Ähnlich sieht es bei Standards aus. Wer den technischen Fortschritt bestimmt, definiert auch die Normen. Jahrzehnte waren es die westlichen Industrieländer, die das Sagen hatten. Dass dies kein gottgegebenes Recht ist, wird den Europäern nur mit Kopfschmerzen bewusst. Denn China ist längst in bestimmten Bereichen technisch-technologischer Trendsetter. Westliche Unternehmen haben China auf den Sprung geholfen. Auch das sollte nicht vergessen werden. Und westliche Regierungen befeuern heute die chinesische Innovation um so stärker, je mehr sie versuchen, das Land vom globalen technischen Fortschritt zu entkoppeln. Da wundern Diskussionen, wie vor wenigen Wochen auf LinkedIn gelesen, die Vorstellung sei „gruselig“, China könne eines Tages die Standards in der Welt „diktieren“. Warum eigentlich? Weil es das Recht der „westlichen Welt“ ist, zu bestimmen? Vergessen wir an dieser Stelle nicht, den EU-Parlamentariern zu danken. Sie haben die Ratifizierung des zwischen der Europäischen Union und China mühevoll ausgehandelten Investitionsabkommens blockiert. Die Vereinbarung hätte den Europäern die Möglichkeit eingeräumt, am chinesischen Standardisierungstisch Platz zu nehmen. Und umgekehrt. Denn es steht ja außer Zweifel, ein Flickenteppich an Normen und Standards dient keinem. Davon können wir alle ein Lied singen, wenn wir an die Vielzahl unserer elektronischen Geräte daheim mit all ihren spezifischen Steckern und Adaptern denken.
Den Europäern haben ihre Parlamentarier eine Chance zur Harmonisierung (zunächst) aus den Händen genommen. Dass es weniger Miteinander als Folge gibt und einen Wettbewerb um technologischen Einfluss, darüber muss sich keiner wundern.
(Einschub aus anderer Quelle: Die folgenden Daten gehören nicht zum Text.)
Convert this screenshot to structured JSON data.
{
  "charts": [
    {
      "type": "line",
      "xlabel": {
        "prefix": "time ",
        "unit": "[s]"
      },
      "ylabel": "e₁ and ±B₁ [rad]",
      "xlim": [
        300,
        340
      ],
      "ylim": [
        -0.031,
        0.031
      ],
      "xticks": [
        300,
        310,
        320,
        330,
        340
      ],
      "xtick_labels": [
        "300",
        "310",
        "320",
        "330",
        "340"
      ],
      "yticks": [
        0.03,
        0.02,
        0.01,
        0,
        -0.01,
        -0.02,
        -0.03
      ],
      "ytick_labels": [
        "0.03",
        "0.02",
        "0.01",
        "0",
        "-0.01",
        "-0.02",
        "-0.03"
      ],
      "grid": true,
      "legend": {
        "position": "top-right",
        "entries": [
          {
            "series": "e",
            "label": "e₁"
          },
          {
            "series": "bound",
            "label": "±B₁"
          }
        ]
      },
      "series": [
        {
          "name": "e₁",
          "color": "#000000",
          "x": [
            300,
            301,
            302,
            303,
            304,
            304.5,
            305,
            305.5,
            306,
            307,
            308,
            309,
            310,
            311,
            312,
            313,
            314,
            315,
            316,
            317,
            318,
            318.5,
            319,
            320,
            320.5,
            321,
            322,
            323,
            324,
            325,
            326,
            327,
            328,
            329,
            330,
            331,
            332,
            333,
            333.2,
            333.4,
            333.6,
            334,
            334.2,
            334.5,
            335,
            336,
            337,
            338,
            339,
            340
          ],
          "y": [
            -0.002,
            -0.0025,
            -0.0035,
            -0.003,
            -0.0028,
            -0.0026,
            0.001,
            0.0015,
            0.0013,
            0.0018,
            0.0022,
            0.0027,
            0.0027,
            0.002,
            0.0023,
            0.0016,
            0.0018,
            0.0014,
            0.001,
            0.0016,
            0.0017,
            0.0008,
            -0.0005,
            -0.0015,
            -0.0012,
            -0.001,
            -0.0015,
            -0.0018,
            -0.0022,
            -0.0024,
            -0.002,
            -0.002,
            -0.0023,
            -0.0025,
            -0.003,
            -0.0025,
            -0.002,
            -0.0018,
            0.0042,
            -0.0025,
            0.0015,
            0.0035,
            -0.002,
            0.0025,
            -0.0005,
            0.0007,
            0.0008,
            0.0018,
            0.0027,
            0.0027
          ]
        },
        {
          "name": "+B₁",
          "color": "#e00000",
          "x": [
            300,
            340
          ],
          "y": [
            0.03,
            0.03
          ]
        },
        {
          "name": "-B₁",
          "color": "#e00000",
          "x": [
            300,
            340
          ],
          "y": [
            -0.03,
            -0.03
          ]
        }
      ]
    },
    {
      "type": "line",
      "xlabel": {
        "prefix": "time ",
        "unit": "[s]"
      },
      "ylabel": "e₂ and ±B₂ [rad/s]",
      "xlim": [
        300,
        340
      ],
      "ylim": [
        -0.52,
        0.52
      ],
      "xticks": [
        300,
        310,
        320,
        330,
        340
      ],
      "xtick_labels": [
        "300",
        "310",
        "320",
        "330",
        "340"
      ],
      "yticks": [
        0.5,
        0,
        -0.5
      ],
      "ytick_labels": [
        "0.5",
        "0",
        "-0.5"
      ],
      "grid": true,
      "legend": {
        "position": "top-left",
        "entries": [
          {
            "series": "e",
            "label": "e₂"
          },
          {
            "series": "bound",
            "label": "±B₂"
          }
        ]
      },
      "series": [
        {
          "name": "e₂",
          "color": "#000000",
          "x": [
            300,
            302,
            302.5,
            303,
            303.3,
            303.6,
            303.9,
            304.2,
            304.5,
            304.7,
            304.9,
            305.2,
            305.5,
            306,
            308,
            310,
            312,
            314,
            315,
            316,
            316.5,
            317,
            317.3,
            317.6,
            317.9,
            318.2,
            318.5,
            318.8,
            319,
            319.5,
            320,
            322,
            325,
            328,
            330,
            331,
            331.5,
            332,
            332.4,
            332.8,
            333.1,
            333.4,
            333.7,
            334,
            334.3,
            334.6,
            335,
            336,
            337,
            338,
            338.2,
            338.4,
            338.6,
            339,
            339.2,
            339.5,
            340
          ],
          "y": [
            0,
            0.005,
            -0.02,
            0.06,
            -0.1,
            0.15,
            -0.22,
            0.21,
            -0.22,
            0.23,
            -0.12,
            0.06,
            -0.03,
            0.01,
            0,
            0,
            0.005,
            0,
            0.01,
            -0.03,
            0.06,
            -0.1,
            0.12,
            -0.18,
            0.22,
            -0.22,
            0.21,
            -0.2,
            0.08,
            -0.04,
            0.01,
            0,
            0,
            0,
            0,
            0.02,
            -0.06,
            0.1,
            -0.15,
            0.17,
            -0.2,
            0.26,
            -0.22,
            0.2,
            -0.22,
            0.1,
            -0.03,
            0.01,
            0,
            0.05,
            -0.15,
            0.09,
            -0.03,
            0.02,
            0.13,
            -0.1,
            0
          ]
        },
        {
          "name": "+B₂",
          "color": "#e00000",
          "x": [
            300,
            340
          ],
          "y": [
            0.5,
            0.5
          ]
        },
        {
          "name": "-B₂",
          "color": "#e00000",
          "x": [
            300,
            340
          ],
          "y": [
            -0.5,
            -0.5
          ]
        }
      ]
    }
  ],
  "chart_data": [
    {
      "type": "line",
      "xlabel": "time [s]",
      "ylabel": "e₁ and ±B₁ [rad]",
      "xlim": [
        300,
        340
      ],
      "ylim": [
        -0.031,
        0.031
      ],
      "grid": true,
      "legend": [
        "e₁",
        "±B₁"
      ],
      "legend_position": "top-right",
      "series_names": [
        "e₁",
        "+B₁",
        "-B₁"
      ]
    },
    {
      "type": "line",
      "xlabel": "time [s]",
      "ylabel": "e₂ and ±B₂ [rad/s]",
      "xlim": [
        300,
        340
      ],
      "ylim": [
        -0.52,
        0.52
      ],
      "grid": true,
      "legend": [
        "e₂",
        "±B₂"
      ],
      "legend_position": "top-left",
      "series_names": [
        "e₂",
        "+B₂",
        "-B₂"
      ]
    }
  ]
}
Weniger gegenseitige Vorhaltungen, mehr Kooperation – das sollte nicht nur in den wirtschaftlichen Beziehungen zu China ein Grundprinzip sein. Wer das „Gegeneinander“ dem „Miteinander“ vorzieht, verliert eher, als dass er gewinnt. Wer derzeit „entkoppelt“, die Frage ist noch nicht beantwortet. China wird es vom Westen vorgeworfen. Retourkutschen aus China gibt es auch. Was aber von chinesischen Politikern selten zu hören ist, sind Aussagen wie die eingangs zitierte des Gesundheitsministers, auch wenn gern unterstellt wird, der im neuen Fünfjahresprogramm beschlossene „Doppelte Kreislauf“ ziele de facto darauf.
Der Punkt ist, dass es nicht schlau ist, sich einseitig abhängig zu machen. Das gilt für Deutschland wie für China. Deutschlands Schwierigkeiten, in der Pandemie medizinische Produkte schnell und ausreichend zur Verfügung zu haben, haben dies ebenso deutlich gemacht, wie die Versorgungsengpässe mit Chips, mit denen chinesische Technologieunternehmen derzeit umgehen müssen. Diversifizieren darf aber nicht heißen, über Jahre aufgebaute Brücken abzureißen. Sie lassen sich möglicherweise später nicht wieder so schnell aufs Neue errichten.
Peter Tichauer
Peter Tichauer ist ein ausgewiesener China-Experte. Nachdem er mehr als 20 Jahre das Wirtschaftsmagazin ChinaContact aufgebaut und als Chefredakteur geleitet hat, ist er seit 2018 im Deutsch-Chinesischen Ökopark Qingdao (www.sgep-qd.de) für die Kommunikation mit Deutschland verantwortlich.